Беатрис еще никогда в жизни не ощущала себя такой растоптанной, оплеванной и униженной, как после той встречи с могучим, храбрым и чересчур наглым, как ей показалось, принцем Филиппом. Вместе с тем, она инстинктивно вздрагивала и наслаждалась, какой-то своей, тайной и скрытой, но приятной болью, вызванной встречей с этим незабываемым мужчиной. Филипп словно олицетворял все то, о чем она мечтала: высокий, красивый, немного грубый и немного наглый, он словно сошел с холста, на котором художники рисовали Роланда (боже, как он красив!), Тристана (смутно и чуть-чуть, слишком уж порядочный) или, – тут она томно вздохнула, – Зигфрида (такой же белокурый грубиян-самец!!)…
Несколько слов, оброненных им в запале, пронзили ее сердце и взволновали ум. Да, такой рыцарь не позволит, чтобы при нем публично насмехались над его женщиной…
Такой принц, настоящий принц, а не этот молодой и редкоусый заморыш, не позволит даже полу-взглядом оскорбить его женщину – он просто вынет меч и снесет голову любому наглецу, будь он король или даже император…. Да. Не то, что этот мозгляк! Он не только женщину не защитит, но и королевство не удержит! И кому, Господи, я доверилась?! Кому, прости мою душу грешную, я открылась?!..
Филипп…
Сладостная истома охватывала низ ее живота, наполняя все тело приятной теплотой и обдавая волнообразными приступами головокружительного жара. Даже Ги де Леви – настоящий мужчина и рыцарь, на которого она, непонятно почему ополчилась и возненавидела всей душой, не поступил бы так, как это сделал Конрадин…
«Скользкий заморыш… – подумала она с содроганием. – И ему я отдала себя целиком, без остатка! Я поверила этому ублюдку, отдала себя на позор… Боже. Какая я, наверное, была смешная, когда меня увидели Филипп и Ги? А ведь он любил, и, – она снова вздохнула, – до сих пор еще, наверное, любит меня… – Беатрис молча посмотрела на Конрадина, который ковырял в камине кочергой, раскладывая угли. – Ох, если бы только можно было повернуть время вспять! Ги бы бросил свою семью, остался со мной… – она поймала себя на мысли, что плетет какую-то глупость, плюнула на каминную решетку. – Нет! Я бы лучше окрутила Шарля, отдала бы ему половину сокровищ, и жила бы себе, припеваючи! М-да…»
Она почувствовала, как ее руки коснулась мягкая ладонь Конрадина, перевела на него взгляд и с трудом выдавила из себя улыбку. Она уже истосковалась по мужской ласке, а эти глупые мечты о Филиппе, не говоря уж о де Леви, сильно взбудоражили ее чувственное тело.
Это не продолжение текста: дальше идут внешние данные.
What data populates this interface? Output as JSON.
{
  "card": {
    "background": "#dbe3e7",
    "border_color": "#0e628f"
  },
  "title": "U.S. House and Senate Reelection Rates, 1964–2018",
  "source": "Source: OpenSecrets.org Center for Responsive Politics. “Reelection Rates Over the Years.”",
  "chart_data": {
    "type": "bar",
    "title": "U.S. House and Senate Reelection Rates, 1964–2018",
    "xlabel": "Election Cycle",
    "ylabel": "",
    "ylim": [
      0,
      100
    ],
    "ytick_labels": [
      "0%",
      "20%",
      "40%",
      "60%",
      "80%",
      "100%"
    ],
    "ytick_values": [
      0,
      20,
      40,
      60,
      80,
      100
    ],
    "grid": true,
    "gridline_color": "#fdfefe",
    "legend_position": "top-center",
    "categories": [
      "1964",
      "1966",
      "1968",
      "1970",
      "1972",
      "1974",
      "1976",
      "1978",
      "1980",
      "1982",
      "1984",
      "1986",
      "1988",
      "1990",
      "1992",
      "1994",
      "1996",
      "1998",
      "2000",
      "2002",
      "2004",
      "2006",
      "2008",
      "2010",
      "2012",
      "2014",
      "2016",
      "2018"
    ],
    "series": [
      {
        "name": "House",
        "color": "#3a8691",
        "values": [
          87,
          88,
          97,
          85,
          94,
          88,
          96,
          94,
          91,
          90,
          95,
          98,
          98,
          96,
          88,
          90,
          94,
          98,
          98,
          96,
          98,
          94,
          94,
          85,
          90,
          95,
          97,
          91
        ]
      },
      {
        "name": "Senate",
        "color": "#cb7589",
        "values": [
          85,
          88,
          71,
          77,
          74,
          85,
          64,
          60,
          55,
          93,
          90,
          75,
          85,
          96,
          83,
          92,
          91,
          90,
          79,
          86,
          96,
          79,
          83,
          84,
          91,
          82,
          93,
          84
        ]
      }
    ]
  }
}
– Милая, прости меня… – он умоляюще посмотрел на нее, складывая ладони в молящем жесте отчаяния.
«Ладно, черт с тобой… – подумала она, – других-то, настоящих, тут нет!»
– Ты что-то сказал о принцессе Елене?.. – она смерила его уничтожающим взглядом самки, знающей себе цену.
Конрадин покраснел, побледнел, по его лицу пошли пятна.
– Сам не пойму, как это вылетело у меня изо рта… – промямлил он. – Филипп, знаешь, налетел на меня, вот я и растерялся…
«Ребенок! Дурак! И трус, к тому же…» – подумала она, но вслух произнесла:
– Ладно, прощаю… – Беатрис томно вздохнула. Ей безумно хотелось немного забыться и погасить свои мрачные мысли в потоке страсти, животной страсти, ведь мысленно она уже сдалась и покорилась принцу Филиппу, мечтая стать его рабыней и удовлетворять его самые немыслимые причуды и похоть…
«В конце концов, один раз живем… – грустно улыбнулась она и прижала голову Конрадина к себе, но мыслями она уже давно была рядом с Филиппом. – Боже, какой он красивый и сильный…»
Конрадин что-то шептал ей на ухо, покрывая шею и лицо беспрестанными поцелуями. Она машинально поцеловала его и почувствовала, как ее тело наполняется волной, замешанной на тоске, сожалении об упущенной возможности новой жизни и, вместе с этим, какой-то страстной истомой, сопротивляться которой у нее не было ни сил, ни возможности, ни желания.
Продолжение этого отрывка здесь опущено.